Welsh Springer Spaniels are lovely looking dogs with wonderful long, shiny coats. The breed is known for their friendly and inquisitive natures which makes them such a great choice as a family pet. There's nothing these dogs like more than chasing around in the undergrowth and plunging into water whenever they can. Naturally, this means owners are often left with wet and rather muddy four-legged friends when they get back from a walk.
To really keep things neat and tidy, a Welsh Springer Spaniel would need a daily brush to keep their coats tangle-free and looking good. Because of their love of all things muddy and watery, these lovely dogs need more frequent bathing too. However, a lot of people prefer to have their Welshies clipped because it makes life more comfortable for their pets and easier for them to manage.
If you've just got a Welsh Springer Spaniel puppy, this is the best time to introduce them to a grooming routine and all the equipment needed to keep their coats looking brilliant. You don't have to spend too long brushing their coats, but it's a great idea to fiddle with their paws, ears and check their teeth because this gets the youngster used to you touching these often more sensitive parts of their bodies. It helps you bond with them while at the same time laying the foundations for when they are adult, mature dogs.
With puppies, it's a great idea to have a few tasty and healthy snacks to hand when you first start grooming them. You can use them as rewards for when puppy doesn't fidget which they are bound to do! Because they are so intelligent, they will soon realise that being groomed and being good means getting a tasty treat and will look forward to each session rather than resent it.
It makes life easier if you have everything you need ready for a grooming session and have your dog standing on an elevated surface. This is easier on your back and as a bonus, it gives you more control over your dog. However, younger dogs and puppies should never be left alone when they are on a table because they could injure themselves if they jump off.
If you find any mats or tangles in their coat, the best way to deal with them is to spray either a little water or some dog conditioner on it. This makes detangling a whole lot easier, especially around elbows where Welshies tend to get more matted hair. You may also find it easier to remove tangles and mats with your fingers rather than use a comb.
You can cut out any really stubborn mats but it's best to cut along the length of the hair rather than across it because it won't be so noticeable. The key to grooming your Welshie really well is to make sure they are clean before you begin. If your dog is really dirty, you should give them a bath first because it will make your task a whole lot easier than trying to brush a dirty dog!

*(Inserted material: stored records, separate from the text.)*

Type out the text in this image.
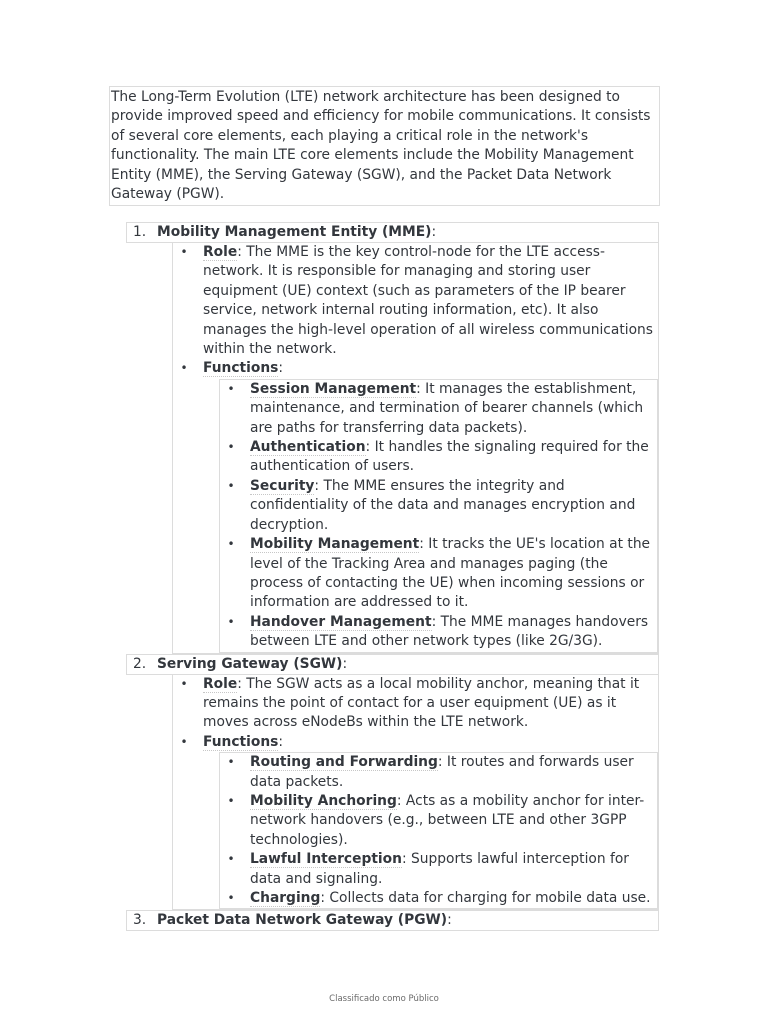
The Long-Term Evolution (LTE) network architecture has been designed to provide improved speed and efficiency for mobile communications. It consists of several core elements, each playing a critical role in the network's functionality. The main LTE core elements include the Mobility Management Entity (MME), the Serving Gateway (SGW), and the Packet Data Network Gateway (PGW).
1. Mobility Management Entity (MME):
• Role: The MME is the key control-node for the LTE access-network. It is responsible for managing and storing user equipment (UE) context (such as parameters of the IP bearer service, network internal routing information, etc). It also manages the high-level operation of all wireless communications within the network.
• Functions:
• Session Management: It manages the establishment, maintenance, and termination of bearer channels (which are paths for transferring data packets).
• Authentication: It handles the signaling required for the authentication of users.
• Security: The MME ensures the integrity and confidentiality of the data and manages encryption and decryption.
• Mobility Management: It tracks the UE's location at the level of the Tracking Area and manages paging (the process of contacting the UE) when incoming sessions or information are addressed to it.
• Handover Management: The MME manages handovers between LTE and other network types (like 2G/3G).
2. Serving Gateway (SGW):
• Role: The SGW acts as a local mobility anchor, meaning that it remains the point of contact for a user equipment (UE) as it moves across eNodeBs within the LTE network.
• Functions:
• Routing and Forwarding: It routes and forwards user data packets.
• Mobility Anchoring: Acts as a mobility anchor for inter-network handovers (e.g., between LTE and other 3GPP technologies).
• Lawful Interception: Supports lawful interception for data and signaling.
• Charging: Collects data for charging for mobile data use.
3. Packet Data Network Gateway (PGW):
Classificado como Público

Should your Welshie suffer from any sort of allergy, it's best to use a dog specific shampoo that's been specifically formulated which are typically soap-free and hypo-allergenic.
To keep things nice and tidy, it's a good idea to give your Welshie a regular trim. It's best to begin with their head and ears and using thinning scissors, trim all hair away from the opening of their ears. This helps reduce the risk of a yeast or bacterial infection taking hold because it allows air to circulate so much better when the hair is kept trimmed.
Next, trim away the longer and often smellier hair under your dog's chin, whiskers and down their necks stopping just slightly above the sternum. You can then use thinning scissors to blend neck hair into the shoulders so there are no noticeable lines.
It's important to keep a Welshie's paws trimmed too and the best way to do this is to teach your dog to lie on their sides. This makes it a lot easier all round for both your and your dog. Use thinning scissors trim hair found on their toes and in-between them being careful because often, a Welshie's hair gets quite matted between their toes.
Next, using a small pair of scissors with rounded tips, you can trim any hair on the underside of your dog's paws and in-between the pads which helps reduce the risk of mud or snow balls forming which can make walking very painful.
To keep things tidy and hygienic, it's best to trim the hair under the tail using thinning scissors being extra careful as you trim each side of the anus and down the legs.
Luckily, the coat on a Welshie's body is relatively easy maintenance. However, a neutered on spayed dog might be better off being clipped which makes keeping coats clean and tangle-free that much easier because they do tend to get a bit unruly when dogs are neutered.
If you don't clip your dog. it's best to strip out their body coat using either a #7 or #5 blade and for older dogs it makes life a whole lot easier for owners who won't need to spend quite so long grooming their four-legged friends and keeping their coats looking good.
The Welshie's coat is not that high maintenance but because these lovely dogs like messing around in water, they do tend to get a bit muddy and dirty. A quick daily brush makes it that much easier to keep on top of things and the effort is well worth it. It also allows you to check for any injuries or cuts on your dog and the earlier these are treated, the better. Keeping a Welsh Springer Spaniel's coat in good condition is a labour of love, but one that's thoroughly enjoyable because it helps strengthen your bond with your dog.